The dominant perception in the region, shared by many Arab states and Israel alike, is that Iran is moving towards a nuclear weapon. The Iranians know that’s how they are seen, and frankly, it suits them. It certainly hasn’t curbed Tehran’s backing of militias in Iraq who would swap out the Sunni Islamic State terrorists for a Shi’a version of the same, nor has it curbed its support for the barbaric regime of Bashar al-Assad in Syria, along with his Hezbollah allies.

The prospect that Iran will receive a “signing bonus” of $50 billion should it agree to the nuclear deal remains a live one. While the Obama administration apparently believes that the Iranians will spend the money to revive their flagging economy, that shouldn’t be taken to mean better roads, more schools, more career training, or any of the other measures that might revive Iranian society. Strategically, it makes far more sense for the regime to spend the money on shoring up Assad, because without him Iran will become a much weaker power regionally. Similar logic applies to Hezbollah, which has been fighting Islamic State on Assad’s behalf and which has also, according to Israeli officials speaking in May, set up rocket silos, terror tunnels, and artillery positions in Lebanese villages close to the border with Israel.

It’s not just that the Obama administration isn’t bothered by these developments. It looks, rather, as if the White House and the State Department are actively encouraging them. During his Adas Israel speech, Obama insisted that he wants a deal “that makes the world and the region—including Israel—more secure.” But when you examine the tangible benefits accrued from the negotiating process thus far, it’s the Iranian regime whose security has been enhanced at the expense of other states in the region.
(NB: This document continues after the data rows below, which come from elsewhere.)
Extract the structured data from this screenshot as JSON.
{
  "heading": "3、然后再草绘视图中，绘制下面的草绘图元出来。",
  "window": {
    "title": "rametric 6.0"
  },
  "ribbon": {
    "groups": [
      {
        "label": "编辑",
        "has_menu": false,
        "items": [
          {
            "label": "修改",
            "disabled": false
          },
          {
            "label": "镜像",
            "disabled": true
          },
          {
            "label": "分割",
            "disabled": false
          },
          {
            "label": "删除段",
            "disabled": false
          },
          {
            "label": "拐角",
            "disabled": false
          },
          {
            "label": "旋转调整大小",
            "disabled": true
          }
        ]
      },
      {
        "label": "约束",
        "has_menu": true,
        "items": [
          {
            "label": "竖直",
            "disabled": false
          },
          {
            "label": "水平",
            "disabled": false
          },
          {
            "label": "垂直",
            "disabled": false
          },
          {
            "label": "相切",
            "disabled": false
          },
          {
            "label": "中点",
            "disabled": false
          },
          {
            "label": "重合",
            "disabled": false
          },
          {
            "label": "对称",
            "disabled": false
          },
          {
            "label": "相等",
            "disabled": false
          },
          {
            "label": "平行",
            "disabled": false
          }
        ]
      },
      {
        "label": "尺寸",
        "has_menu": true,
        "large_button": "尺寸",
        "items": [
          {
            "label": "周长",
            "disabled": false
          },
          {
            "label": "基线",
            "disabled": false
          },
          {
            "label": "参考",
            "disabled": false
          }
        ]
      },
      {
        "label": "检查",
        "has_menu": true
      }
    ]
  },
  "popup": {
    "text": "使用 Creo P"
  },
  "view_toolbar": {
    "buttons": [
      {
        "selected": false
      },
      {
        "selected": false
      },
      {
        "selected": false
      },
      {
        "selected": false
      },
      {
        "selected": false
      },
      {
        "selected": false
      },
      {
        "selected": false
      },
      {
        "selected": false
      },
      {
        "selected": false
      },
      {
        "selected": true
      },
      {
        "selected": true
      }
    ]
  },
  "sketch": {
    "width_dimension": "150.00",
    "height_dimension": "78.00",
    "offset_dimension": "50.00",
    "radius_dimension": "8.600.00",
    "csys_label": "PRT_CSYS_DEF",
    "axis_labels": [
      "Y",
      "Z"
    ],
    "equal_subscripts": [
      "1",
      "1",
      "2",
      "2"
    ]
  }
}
One gets the distinct sense that Obama and his colleagues are, behind the scenes, bending over backwards to accommodate the Iranians and their allies. What else could explain Secretary of State John Kerry’s decision to slash funding for anti-Hezbollah initiatives in Lebanon, like Hayya Bina, a moderate Shi’a organization?

According to Danielle Pletka of the American Enterprise Institute, Hayya Bina is so valuable that it “should be cloned: There would be no better way to undermine Iran’s growing influence with the Shi’a of the Middle East than to take up their often just causes.” But this week, a letter sent from the U.S. State Department informed Hayya Bina that “all activities intended [to] foster an independent moderate Shiite voice be ceased immediately and indefinitely… Hayya Bina… must eliminate funding for any of the above referenced activities.”

One more reason, then, for Iran’s clerical rulers to feel reassured that the U.S. has taken the best interests of the mullahs to heart. I’m just waiting for the Obama administration to tell us that the next step in persuading Iran to act with wisdom and restraint is getting the regime a temporary seat on the U.N. Security Council.